- Venue: Millennium Place
- Dates: 29 September 2012
- Competitors: 16 from 16 nations

Medalists
| gold medal | Vanesa Kaladzinskaya | Belarus |
| silver medal | Eri Tosaka | Japan |
| bronze medal | Li Xiaomei | China |
| bronze medal | Jaqueline Schellin | Germany |

= 2012 World Wrestling Championships – Women's freestyle 48 kg =

The women's freestyle 48 kilograms is a competition featured at the 2012 World Wrestling Championships, and was held at the Millennium Place in Strathcona County, Alberta, Canada on 29 September 2012.
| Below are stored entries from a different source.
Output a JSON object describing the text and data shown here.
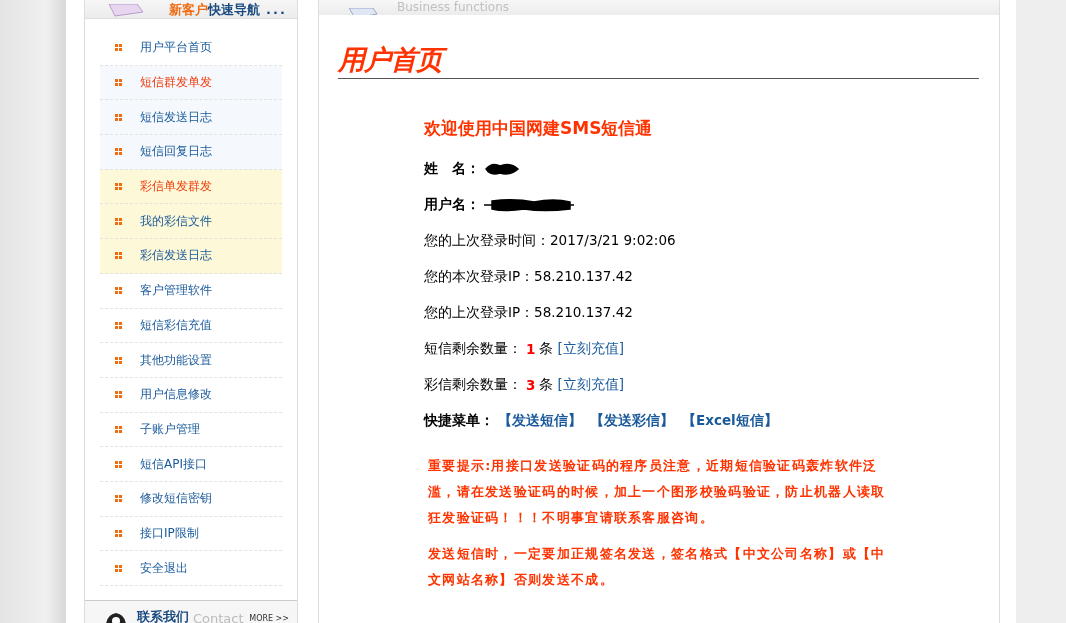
{
  "sidebar": {
    "header": {
      "title_part1": "新客户",
      "title_part2": "快速导航",
      "dots": "..."
    },
    "items": [
      {
        "label": "用户平台首页",
        "kind": "plain",
        "emphasized": false
      },
      {
        "label": "短信群发单发",
        "kind": "sms",
        "emphasized": true
      },
      {
        "label": "短信发送日志",
        "kind": "sms",
        "emphasized": false
      },
      {
        "label": "短信回复日志",
        "kind": "sms",
        "emphasized": false
      },
      {
        "label": "彩信单发群发",
        "kind": "mms",
        "emphasized": true
      },
      {
        "label": "我的彩信文件",
        "kind": "mms",
        "emphasized": false
      },
      {
        "label": "彩信发送日志",
        "kind": "mms",
        "emphasized": false
      },
      {
        "label": "客户管理软件",
        "kind": "plain",
        "emphasized": false
      },
      {
        "label": "短信彩信充值",
        "kind": "plain",
        "emphasized": false
      },
      {
        "label": "其他功能设置",
        "kind": "plain",
        "emphasized": false
      },
      {
        "label": "用户信息修改",
        "kind": "plain",
        "emphasized": false
      },
      {
        "label": "子账户管理",
        "kind": "plain",
        "emphasized": false
      },
      {
        "label": "短信API接口",
        "kind": "plain",
        "emphasized": false
      },
      {
        "label": "修改短信密钥",
        "kind": "plain",
        "emphasized": false
      },
      {
        "label": "接口IP限制",
        "kind": "plain",
        "emphasized": false
      },
      {
        "label": "安全退出",
        "kind": "plain",
        "emphasized": false
      }
    ],
    "contact": {
      "title": "联系我们",
      "subtitle": "Contact",
      "more": "MORE >>"
    }
  },
  "main": {
    "header_subtitle": "Business functions",
    "page_title": "用户首页",
    "welcome": "欢迎使用中国网建SMS短信通",
    "info": [
      {
        "kind": "redacted",
        "label": "姓　名："
      },
      {
        "kind": "redacted",
        "label": "用户名："
      },
      {
        "kind": "text",
        "label": "您的上次登录时间：",
        "value": "2017/3/21 9:02:06"
      },
      {
        "kind": "text",
        "label": "您的本次登录IP：",
        "value": "58.210.137.42"
      },
      {
        "kind": "text",
        "label": "您的上次登录IP：",
        "value": "58.210.137.42"
      },
      {
        "kind": "count",
        "label": "短信剩余数量：",
        "count": "1",
        "unit": "条",
        "link": "[立刻充值]"
      },
      {
        "kind": "count",
        "label": "彩信剩余数量：",
        "count": "3",
        "unit": "条",
        "link": "[立刻充值]"
      }
    ],
    "quick_menu": {
      "label": "快捷菜单：",
      "links": [
        "【发送短信】",
        "【发送彩信】",
        "【Excel短信】"
      ]
    },
    "notices": [
      "重要提示:用接口发送验证码的程序员注意，近期短信验证码轰炸软件泛滥，请在发送验证码的时候，加上一个图形校验码验证，防止机器人读取狂发验证码！！！不明事宜请联系客服咨询。",
      "发送短信时，一定要加正规签名发送，签名格式【中文公司名称】或【中文网站名称】否则发送不成。"
    ]
  }
}
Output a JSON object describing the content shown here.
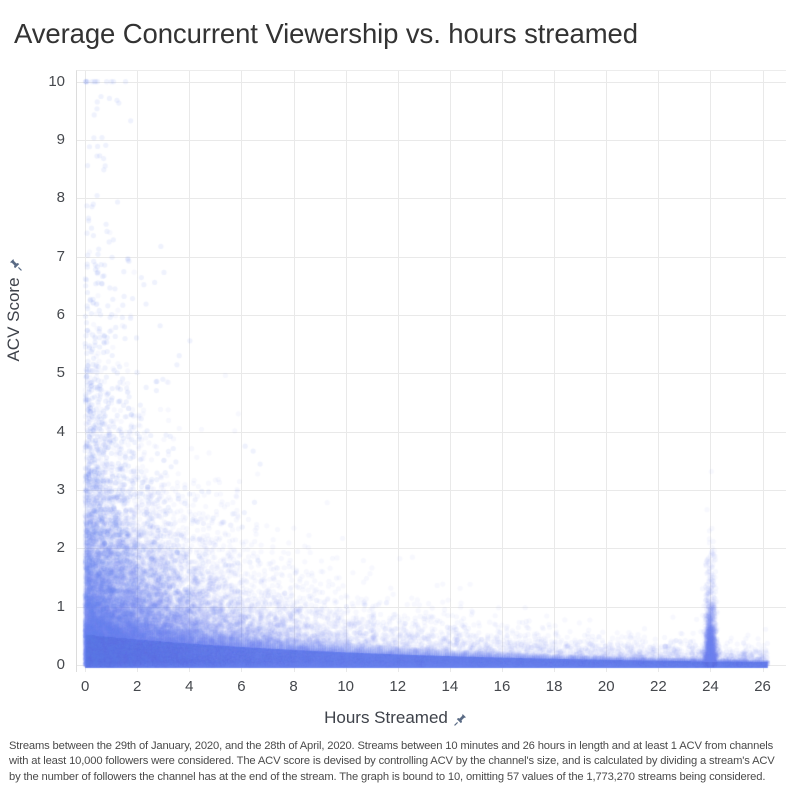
{
  "title": "Average Concurrent Viewership vs. hours streamed",
  "footnote": "Streams between the 29th of January, 2020, and the 28th of April, 2020. Streams between 10 minutes and 26 hours in length and at least 1 ACV from channels with at least 10,000 followers were considered.  The ACV score is devised by controlling ACV by the channel's size, and is calculated by dividing a stream's ACV by the number of followers the channel has at the end of the stream. The graph is bound to 10, omitting 57 values of the 1,773,270 streams being considered.",
  "axes": {
    "x_title": "Hours Streamed",
    "y_title": "ACV Score",
    "x_icon": "pushpin-icon",
    "y_icon": "pushpin-icon"
  },
  "colors": {
    "point": "#6680f0",
    "point_dense": "#6a84ef",
    "grid": "#e9e9e9",
    "title_text": "#333333",
    "tick_text": "#45484d",
    "axis_title_text": "#3e424a",
    "footnote_text": "#4a4a4a",
    "icon": "#5a6b85",
    "background": "#ffffff"
  },
  "chart_data": {
    "type": "scatter",
    "title": "Average Concurrent Viewership vs. hours streamed",
    "xlabel": "Hours Streamed",
    "ylabel": "ACV Score",
    "xlim": [
      -0.35,
      26.9
    ],
    "ylim": [
      -0.12,
      10.2
    ],
    "xticks": [
      0,
      2,
      4,
      6,
      8,
      10,
      12,
      14,
      16,
      18,
      20,
      22,
      24,
      26
    ],
    "yticks": [
      0,
      1,
      2,
      3,
      4,
      5,
      6,
      7,
      8,
      9,
      10
    ],
    "xtick_labels": [
      "0",
      "2",
      "4",
      "6",
      "8",
      "10",
      "12",
      "14",
      "16",
      "18",
      "20",
      "22",
      "24",
      "26"
    ],
    "ytick_labels": [
      "0",
      "1",
      "2",
      "3",
      "4",
      "5",
      "6",
      "7",
      "8",
      "9",
      "10"
    ],
    "grid": true,
    "legend": false,
    "n_points_total": 1773270,
    "n_points_omitted": 57,
    "marker": {
      "shape": "circle",
      "radius_px": 2.6,
      "color": "#6680f0",
      "opacity": 0.055
    },
    "description": "Dense exponential-decay cloud: ACV score falls off sharply as hours streamed increases; highest density hugs x<2 and y<1, with a saturated solid band along y=0 and a distinct vertical concentration spike at x=24 hours.",
    "density_model": {
      "n_rendered": 26000,
      "x_distribution": "mixture: 72% exponential(scale 3.1) clipped to [0,26.2], 22% uniform(0,26.2), 6% normal(mu=24.0, sigma=0.11)",
      "y_distribution": "exponential with x-dependent scale: scale(x) = 0.92 * exp(-0.118 * x) + 0.055, clipped to [0,10]",
      "baseline_band": {
        "note": "near-solid saturated fill from y=0 up to y_top(x)",
        "y_top_at_x0": 1.02,
        "y_top_at_x26": 0.1,
        "decay": "exponential"
      },
      "spike_at_x24": {
        "x": 24.0,
        "sigma_x": 0.11,
        "y_scale": 0.62,
        "fraction": 0.06
      }
    },
    "sample_density_profile": [
      {
        "x": 0.5,
        "median_y": 0.42,
        "p90_y": 2.45,
        "max_y": 10.0
      },
      {
        "x": 1.0,
        "median_y": 0.38,
        "p90_y": 2.1,
        "max_y": 9.7
      },
      {
        "x": 2.0,
        "median_y": 0.31,
        "p90_y": 1.62,
        "max_y": 9.3
      },
      {
        "x": 3.0,
        "median_y": 0.26,
        "p90_y": 1.3,
        "max_y": 8.2
      },
      {
        "x": 4.0,
        "median_y": 0.22,
        "p90_y": 1.1,
        "max_y": 7.6
      },
      {
        "x": 6.0,
        "median_y": 0.17,
        "p90_y": 0.82,
        "max_y": 6.1
      },
      {
        "x": 8.0,
        "median_y": 0.13,
        "p90_y": 0.64,
        "max_y": 4.8
      },
      {
        "x": 10.0,
        "median_y": 0.11,
        "p90_y": 0.52,
        "max_y": 3.9
      },
      {
        "x": 12.0,
        "median_y": 0.09,
        "p90_y": 0.44,
        "max_y": 3.3
      },
      {
        "x": 14.0,
        "median_y": 0.08,
        "p90_y": 0.38,
        "max_y": 2.6
      },
      {
        "x": 16.0,
        "median_y": 0.07,
        "p90_y": 0.33,
        "max_y": 2.1
      },
      {
        "x": 18.0,
        "median_y": 0.06,
        "p90_y": 0.29,
        "max_y": 1.7
      },
      {
        "x": 20.0,
        "median_y": 0.05,
        "p90_y": 0.25,
        "max_y": 1.4
      },
      {
        "x": 22.0,
        "median_y": 0.05,
        "p90_y": 0.22,
        "max_y": 1.2
      },
      {
        "x": 24.0,
        "median_y": 0.05,
        "p90_y": 0.3,
        "max_y": 1.5
      },
      {
        "x": 26.0,
        "median_y": 0.04,
        "p90_y": 0.18,
        "max_y": 0.9
      }
    ]
  }
}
This freestyle wrestling competition consisted of a single-elimination tournament, with a repechage used to determine the winners of two bronze medals. The two finalists faced off for gold and silver medals. Each wrestler who lost to one of the two finalists moved into the repechage, culminating in a pair of bronze medal matches featuring the semifinal losers each facing the remaining repechage opponent from their half of the bracket.

Each bout consisted of up to three rounds, lasting two minutes apiece. The wrestler who scored more points in each round was the winner of that rounds; the bout finished when one wrestler had won two rounds (and thus the match).

Vanesa Kaladzinskaya of Belarus won the gold medal after beating Eri Tosaka from Japan in the final.